There is a question every platform engineering team should be able to answer but most cannot: is our platform actually healthy? Not "is it up?" Not "are the dashboards green?" But genuinely healthy. Is it delivering value to the engineers who use it every day? Is it making their work better? Most teams reach for observability to answer this, and that is where the problem starts.

Observability is powerful. It tells you what is happening inside your systems. But it is an inward-facing discipline, built to answer "why is this breaking?" not "why is nobody using this?" or "is this tool actually making my developers faster?" Relying on technical signals alone creates what I call a ghost town platform: a technically flawless environment that developers quietly bypass in favor of custom scripts or manual workarounds because the golden paths are too rigid, too confusing, or just not worth the trouble. The system looks healthy. The platform is not.

In platform engineering, health does not equal availability. Health equals utility.

Adoption and usage

A healthy platform is a popular one. The most honest signal of platform health is whether developers are choosing to use it. There is a meaningful difference between usage and adoption: usage can be mandated, adoption has to be earned. If your platform is healthy, developers take the paved path because it is faster and safer, not because you blocked the alternatives.

The metrics that matter here are things like onboarding time (how long from a new engineer's first day to their first deployment?), self-service rate (what percentage of infrastructure requests happen without someone opening a ticket?), and whether teams that were never told to use the platform are showing up anyway. When adoption is low, the instinct is to blame communication. Usually, it is a product problem.

Developer experience

High adoption does not always equal high satisfaction. Developers may use a tool because they have to, not because it works well for them. This distinction matters, and the only way to see it is to ask.

A simple developer NPS survey run quarterly, with one open text field for comments, will surface things no dashboard ever will. That open text field is where you find out about the workflow that costs three engineers thirty minutes every week, or the error message that has confused four separate teams. The 2025 DORA research found that the platform capability most correlated with a positive developer experience is giving developers clear feedback on the outcome of their tasks. Not the fanciest tooling. Just clarity. If your platform leaves people guessing when something goes wrong, that is a health problem, regardless of your uptime numbers.

Reliability and stability

Technical reliability still matters. It is just not the whole story. The instinct is to track uptime, but uptime is a floor, not a ceiling. What matters more is how the platform behaves when things go wrong. A platform that recovers in twenty minutes is healthier than one that rarely breaks but takes four hours to recover when it does.

Service Level Objectives framed from the developer's perspective (99% of deployments succeed on the first try, for example) are more useful than infrastructure-level SLOs. Change failure rate tells you whether the platform's guardrails are actually catching problems early. And Mean Time to Recovery tells you how quickly the platform helps engineers get back on their feet. Together, these metrics describe reliability as a developer experience, not just a system property.

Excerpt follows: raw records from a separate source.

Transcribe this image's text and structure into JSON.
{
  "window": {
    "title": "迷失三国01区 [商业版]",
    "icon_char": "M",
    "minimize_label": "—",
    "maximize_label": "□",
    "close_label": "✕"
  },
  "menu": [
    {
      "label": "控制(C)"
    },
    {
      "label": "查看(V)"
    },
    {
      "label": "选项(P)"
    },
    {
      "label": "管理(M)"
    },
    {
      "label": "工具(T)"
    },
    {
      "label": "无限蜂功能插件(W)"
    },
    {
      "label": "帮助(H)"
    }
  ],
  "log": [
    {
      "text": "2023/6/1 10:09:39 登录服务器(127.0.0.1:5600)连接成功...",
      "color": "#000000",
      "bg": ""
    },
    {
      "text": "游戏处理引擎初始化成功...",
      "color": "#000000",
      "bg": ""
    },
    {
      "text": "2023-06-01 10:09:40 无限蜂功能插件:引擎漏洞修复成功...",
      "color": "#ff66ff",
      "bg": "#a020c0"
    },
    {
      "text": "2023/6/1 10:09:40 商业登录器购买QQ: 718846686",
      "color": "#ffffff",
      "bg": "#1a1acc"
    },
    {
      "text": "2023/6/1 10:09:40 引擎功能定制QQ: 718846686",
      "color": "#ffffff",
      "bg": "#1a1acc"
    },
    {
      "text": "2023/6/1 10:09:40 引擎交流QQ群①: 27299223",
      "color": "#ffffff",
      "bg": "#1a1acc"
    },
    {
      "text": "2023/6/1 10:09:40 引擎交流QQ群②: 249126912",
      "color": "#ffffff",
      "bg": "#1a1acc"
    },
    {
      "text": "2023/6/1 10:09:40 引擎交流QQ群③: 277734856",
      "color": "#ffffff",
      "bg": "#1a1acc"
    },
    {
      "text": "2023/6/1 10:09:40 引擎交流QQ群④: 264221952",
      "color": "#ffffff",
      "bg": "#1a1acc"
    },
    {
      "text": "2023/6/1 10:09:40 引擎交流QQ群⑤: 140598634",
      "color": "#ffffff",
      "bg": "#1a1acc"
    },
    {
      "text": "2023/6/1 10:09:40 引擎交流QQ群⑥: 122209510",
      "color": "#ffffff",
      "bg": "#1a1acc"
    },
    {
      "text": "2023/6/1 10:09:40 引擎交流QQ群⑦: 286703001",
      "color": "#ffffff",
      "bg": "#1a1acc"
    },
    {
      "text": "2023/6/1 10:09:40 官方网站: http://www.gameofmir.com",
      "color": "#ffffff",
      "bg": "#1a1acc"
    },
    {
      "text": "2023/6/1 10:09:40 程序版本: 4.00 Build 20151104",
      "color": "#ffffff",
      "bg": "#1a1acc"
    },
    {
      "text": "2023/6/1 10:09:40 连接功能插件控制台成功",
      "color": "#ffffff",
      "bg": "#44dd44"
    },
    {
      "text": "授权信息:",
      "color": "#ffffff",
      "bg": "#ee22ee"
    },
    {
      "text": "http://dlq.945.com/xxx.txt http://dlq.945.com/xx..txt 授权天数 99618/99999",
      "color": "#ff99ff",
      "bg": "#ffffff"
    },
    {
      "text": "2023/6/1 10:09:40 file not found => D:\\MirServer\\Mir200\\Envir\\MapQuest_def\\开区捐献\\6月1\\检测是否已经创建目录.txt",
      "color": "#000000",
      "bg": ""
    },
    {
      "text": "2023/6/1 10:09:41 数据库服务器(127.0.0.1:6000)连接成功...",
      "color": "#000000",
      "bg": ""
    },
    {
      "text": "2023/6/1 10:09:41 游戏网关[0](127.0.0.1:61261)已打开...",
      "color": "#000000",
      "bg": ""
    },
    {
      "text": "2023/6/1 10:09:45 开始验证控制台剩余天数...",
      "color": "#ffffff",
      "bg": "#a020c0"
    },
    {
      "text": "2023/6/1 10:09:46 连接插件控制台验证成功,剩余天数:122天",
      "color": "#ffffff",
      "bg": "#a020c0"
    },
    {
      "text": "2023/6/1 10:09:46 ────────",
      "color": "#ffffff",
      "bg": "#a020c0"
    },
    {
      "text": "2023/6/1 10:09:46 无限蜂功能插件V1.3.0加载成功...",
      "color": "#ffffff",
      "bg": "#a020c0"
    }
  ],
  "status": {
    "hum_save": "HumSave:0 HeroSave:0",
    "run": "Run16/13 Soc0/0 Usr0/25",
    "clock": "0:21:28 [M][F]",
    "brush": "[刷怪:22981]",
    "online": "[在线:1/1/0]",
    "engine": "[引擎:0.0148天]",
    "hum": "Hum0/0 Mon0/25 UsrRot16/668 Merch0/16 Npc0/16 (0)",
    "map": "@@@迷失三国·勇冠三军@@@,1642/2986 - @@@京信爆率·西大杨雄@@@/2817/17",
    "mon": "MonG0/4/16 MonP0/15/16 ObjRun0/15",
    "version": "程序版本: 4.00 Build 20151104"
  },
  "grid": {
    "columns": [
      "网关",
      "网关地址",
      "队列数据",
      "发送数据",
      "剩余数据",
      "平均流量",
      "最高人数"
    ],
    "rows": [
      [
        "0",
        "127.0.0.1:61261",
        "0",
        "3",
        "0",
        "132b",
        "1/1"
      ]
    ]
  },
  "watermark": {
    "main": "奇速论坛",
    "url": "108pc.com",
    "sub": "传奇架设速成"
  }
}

Efficiency and toil reduction

This is perhaps the clearest health signal of all, and the one most directly connected to business value. Toil is the repetitive, manual work that scales with growth and kills innovation. Provisioning infrastructure by hand. Running the same runbook every deploy. Chasing approvals for access that should be self-service.

A healthy platform absorbs toil over time. If you track the ratio of engineering time spent on unplanned work, tickets, and maintenance versus actual product work, you get one of the most honest reads available on whether the platform is doing its job. DORA metrics like lead time for changes and deployment frequency tell a complementary story about velocity. And when you can show that toil dropped from 35% of engineering capacity to 12% over two quarters, you have a leadership conversation, not just a status update.

From monitoring to management

Making this shift requires treating the platform as a product. That means maintaining a roadmap based on developer feedback, not just infrastructure priorities. It means publishing platform health reports that combine technical telemetry with human sentiment. And it means having someone whose job it is to ask, regularly: are we actually getting better at serving the engineers who depend on us?

Nearly 30% of platform teams still do not measure their success in any formal way, according to the 2025 State of Platform Engineering Report. Platform initiatives that cannot quantify their impact often face defunding within twelve to eighteen months. Observability data alone does not make a compelling leadership story. But "we reduced onboarding time from two weeks to three days" does. "Teams on our golden paths ship 40% faster than those who are not" does.

Observability is the what and why of your system's internal state. Platform health is the so what of your organization's productivity. Track adoption, developer experience, reliability, and toil alongside your technical metrics, and you will have both the tools to improve and the language to prove it.